JWT: Don't Add Sensitive Information Into JSON WebToken (JWT)
We often use JWT for authentication without truly understanding its nature. We simply trust that it's secure. Now, it's time to dive deeper.
Think of JWT as a digital ID for online servers.
It’s like when you give your ID to a guard and they can quickly tell it’s real or not without calling someone to check. Similarly, with JWT, a server can confirm it’s valid using a key, without searching through a database each time.
1. What is JWT?
JSON Web Token (shortened to JWT) acts like a digital handshake between two participants, say you and a website. It’s a compact and secure method that ensures both parties can trust the exchanged information.
Here’s what a JWT looks like:
eyJhbGciOiJIUzI1NiIsInR5cCI6IkpXVCJ9.
eyJpYXQiOjE2OTg2ODg0OTksIm5hbWUiOiJEZXZ0cm92ZXJ0Iiwic3ViIjoidGhpcyBpcyBhIHN1YmplY3QifQ.
NT2JhQ9oLc_HIZB6WW8yAaxSHcZ8QvNE1H0C5Adhmrg
You’ll notice it’s split into 3 sections, each separated by dots (.).
The JWT acts as proof of who you are online.
Because it’s made in a special way, it’s tough for others to fake it.

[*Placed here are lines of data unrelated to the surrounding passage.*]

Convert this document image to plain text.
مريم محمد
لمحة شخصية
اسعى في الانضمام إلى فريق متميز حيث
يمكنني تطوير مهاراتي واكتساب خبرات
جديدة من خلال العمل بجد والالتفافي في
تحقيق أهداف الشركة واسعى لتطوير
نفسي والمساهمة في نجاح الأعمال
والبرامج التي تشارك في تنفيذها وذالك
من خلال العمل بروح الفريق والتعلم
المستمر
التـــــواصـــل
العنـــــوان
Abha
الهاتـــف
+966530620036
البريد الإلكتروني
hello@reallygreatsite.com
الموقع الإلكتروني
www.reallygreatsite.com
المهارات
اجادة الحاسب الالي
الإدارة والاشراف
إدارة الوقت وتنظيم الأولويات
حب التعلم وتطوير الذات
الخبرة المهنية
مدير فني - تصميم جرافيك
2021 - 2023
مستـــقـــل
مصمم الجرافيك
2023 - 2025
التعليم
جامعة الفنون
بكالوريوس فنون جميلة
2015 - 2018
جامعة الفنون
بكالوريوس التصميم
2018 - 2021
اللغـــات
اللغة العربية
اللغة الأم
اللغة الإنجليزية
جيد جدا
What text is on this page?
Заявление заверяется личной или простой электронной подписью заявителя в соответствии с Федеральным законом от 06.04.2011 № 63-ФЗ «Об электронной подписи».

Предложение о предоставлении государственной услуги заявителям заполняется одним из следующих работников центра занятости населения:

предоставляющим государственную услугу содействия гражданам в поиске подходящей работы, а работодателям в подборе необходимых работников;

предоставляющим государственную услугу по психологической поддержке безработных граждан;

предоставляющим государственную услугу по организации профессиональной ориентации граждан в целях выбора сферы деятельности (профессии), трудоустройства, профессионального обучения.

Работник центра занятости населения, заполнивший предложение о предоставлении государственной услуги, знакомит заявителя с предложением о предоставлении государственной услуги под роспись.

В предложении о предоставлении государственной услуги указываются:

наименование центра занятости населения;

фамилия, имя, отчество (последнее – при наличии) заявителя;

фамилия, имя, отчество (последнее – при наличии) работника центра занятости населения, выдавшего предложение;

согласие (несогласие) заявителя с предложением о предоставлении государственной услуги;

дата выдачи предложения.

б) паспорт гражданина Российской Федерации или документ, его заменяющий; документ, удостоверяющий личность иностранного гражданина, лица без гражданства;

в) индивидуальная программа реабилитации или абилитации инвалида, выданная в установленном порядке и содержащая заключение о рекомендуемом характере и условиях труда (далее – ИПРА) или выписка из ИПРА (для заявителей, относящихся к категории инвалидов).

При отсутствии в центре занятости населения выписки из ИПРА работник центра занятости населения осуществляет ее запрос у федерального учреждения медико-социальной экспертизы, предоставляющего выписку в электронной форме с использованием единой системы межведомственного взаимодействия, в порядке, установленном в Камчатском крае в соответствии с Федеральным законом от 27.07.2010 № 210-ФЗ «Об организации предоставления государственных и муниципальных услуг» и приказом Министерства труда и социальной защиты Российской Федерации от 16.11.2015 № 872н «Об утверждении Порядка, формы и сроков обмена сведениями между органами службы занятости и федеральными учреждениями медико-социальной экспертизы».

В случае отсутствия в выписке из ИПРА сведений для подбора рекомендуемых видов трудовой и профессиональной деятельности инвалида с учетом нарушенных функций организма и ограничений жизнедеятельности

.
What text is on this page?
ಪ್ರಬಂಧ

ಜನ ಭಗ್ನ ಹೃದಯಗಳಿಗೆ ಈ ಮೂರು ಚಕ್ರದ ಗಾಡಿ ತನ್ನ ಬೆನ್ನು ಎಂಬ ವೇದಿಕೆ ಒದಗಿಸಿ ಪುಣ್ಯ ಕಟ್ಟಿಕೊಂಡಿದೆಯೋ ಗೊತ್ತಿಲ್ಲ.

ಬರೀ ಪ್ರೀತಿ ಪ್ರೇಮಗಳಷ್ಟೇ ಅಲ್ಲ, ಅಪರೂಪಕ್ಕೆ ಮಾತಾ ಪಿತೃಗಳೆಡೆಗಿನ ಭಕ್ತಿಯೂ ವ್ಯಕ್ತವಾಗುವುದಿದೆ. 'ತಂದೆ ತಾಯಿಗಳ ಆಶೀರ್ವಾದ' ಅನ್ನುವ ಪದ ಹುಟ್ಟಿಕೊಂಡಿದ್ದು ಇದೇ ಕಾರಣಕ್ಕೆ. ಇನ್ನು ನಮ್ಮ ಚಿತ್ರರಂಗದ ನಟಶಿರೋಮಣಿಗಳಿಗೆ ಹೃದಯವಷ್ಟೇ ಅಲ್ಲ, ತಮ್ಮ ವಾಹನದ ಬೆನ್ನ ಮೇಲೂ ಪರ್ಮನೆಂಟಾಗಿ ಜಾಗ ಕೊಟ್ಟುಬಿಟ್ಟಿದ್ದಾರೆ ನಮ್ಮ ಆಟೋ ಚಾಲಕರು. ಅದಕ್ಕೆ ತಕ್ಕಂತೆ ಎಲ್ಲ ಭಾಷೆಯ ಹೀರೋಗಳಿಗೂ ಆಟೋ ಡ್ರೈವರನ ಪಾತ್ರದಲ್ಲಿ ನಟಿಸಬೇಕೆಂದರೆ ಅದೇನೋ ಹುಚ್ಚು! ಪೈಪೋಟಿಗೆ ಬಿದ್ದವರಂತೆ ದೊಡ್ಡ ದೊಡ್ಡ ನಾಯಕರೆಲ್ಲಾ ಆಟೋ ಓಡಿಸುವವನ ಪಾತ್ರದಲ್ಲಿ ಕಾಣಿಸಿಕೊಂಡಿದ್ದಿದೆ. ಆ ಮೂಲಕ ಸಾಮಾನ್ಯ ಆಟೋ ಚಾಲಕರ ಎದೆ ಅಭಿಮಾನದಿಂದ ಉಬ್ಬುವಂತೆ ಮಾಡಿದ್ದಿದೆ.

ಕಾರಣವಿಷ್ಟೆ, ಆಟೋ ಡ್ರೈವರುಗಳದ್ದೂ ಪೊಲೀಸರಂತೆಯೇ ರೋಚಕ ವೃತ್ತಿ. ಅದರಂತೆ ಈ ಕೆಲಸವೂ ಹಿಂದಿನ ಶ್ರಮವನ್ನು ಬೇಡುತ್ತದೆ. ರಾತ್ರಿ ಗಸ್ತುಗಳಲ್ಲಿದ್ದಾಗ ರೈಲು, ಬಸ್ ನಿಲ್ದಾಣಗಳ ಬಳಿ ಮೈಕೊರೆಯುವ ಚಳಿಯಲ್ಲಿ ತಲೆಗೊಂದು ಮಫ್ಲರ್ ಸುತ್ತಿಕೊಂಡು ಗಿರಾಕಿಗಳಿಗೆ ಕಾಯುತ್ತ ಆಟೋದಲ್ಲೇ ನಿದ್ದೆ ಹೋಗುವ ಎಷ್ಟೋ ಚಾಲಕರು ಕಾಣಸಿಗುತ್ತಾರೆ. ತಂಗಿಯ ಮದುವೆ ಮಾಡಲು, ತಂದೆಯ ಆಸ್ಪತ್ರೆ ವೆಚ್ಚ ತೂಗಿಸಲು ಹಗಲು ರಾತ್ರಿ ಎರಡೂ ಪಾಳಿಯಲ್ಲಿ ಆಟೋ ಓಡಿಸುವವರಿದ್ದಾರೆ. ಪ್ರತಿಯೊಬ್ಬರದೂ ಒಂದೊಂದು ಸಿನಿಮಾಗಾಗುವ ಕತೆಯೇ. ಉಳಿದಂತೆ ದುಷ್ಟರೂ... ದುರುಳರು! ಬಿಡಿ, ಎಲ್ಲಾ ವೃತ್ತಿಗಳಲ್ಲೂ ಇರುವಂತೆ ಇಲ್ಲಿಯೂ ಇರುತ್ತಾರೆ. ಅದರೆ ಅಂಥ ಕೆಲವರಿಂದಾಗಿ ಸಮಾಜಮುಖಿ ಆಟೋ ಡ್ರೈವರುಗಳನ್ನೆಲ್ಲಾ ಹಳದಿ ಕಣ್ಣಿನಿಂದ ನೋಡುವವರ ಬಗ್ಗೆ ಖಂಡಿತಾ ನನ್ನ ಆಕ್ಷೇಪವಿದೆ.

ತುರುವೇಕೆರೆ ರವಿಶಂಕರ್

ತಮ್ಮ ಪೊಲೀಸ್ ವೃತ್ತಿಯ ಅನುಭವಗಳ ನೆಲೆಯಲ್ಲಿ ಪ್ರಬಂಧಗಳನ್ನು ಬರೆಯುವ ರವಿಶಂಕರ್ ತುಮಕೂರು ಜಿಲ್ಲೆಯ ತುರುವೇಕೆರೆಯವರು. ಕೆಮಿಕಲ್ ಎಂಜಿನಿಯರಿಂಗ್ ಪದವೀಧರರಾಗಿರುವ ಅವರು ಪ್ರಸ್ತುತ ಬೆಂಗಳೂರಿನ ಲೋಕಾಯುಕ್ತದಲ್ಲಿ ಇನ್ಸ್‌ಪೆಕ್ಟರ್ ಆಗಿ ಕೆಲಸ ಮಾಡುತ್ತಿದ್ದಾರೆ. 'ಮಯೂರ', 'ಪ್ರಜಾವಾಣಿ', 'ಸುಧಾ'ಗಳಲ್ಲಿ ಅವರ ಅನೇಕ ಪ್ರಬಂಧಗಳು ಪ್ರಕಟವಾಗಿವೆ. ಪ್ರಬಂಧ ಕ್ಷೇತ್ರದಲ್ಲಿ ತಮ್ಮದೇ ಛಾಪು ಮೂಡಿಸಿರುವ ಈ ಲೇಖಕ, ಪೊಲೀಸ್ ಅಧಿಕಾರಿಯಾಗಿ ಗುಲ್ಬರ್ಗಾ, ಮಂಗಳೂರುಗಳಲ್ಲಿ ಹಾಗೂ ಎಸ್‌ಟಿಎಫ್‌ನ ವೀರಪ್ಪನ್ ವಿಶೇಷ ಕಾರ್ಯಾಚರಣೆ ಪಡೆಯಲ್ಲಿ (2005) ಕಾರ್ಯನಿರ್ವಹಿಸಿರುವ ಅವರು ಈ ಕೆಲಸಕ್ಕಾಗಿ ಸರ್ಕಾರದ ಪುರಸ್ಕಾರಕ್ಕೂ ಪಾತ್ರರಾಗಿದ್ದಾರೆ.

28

Plus, only websites that have the right “key” can understand it. This is great for times when you log into a website and use different parts of it without having to log in again and again.
“Why do we use JWT instead of just cookies or sessions?”
Remember the long JWT string above? When a server looks at it, the server knows right away who you are, what you’re allowed to do, and for how long and there’s no need for the server to save sessions or keep checking a database.
Everything it needs is in the JWT and this makes it easier to add more servers when needed.
Now, let’s break down the parts of the JWT.
2. Structure of JWT
A JWT technically consists of three parts separated by dots (.), which are:
a. Header
Starting with the first chunk before the dot, we have the Header. This is encoded using Base64 and reveals both the type of token and the algorithm behind the signature.
A quick look:
eyJhbGciOiJIUzI1NiIsInR5cCI6IkpXVCJ9
=
{
"alg": "HS256", // the signature's algorithm
"typ": "JWT" // the token type
}
b. Payload
Moving to the middle, between those two dots, we encounter the Payload, this is also a Base64 encoded section.
Within the payload, you’ll find the “claims”, these are the tidbits of information, maybe the user’s ID or their email address.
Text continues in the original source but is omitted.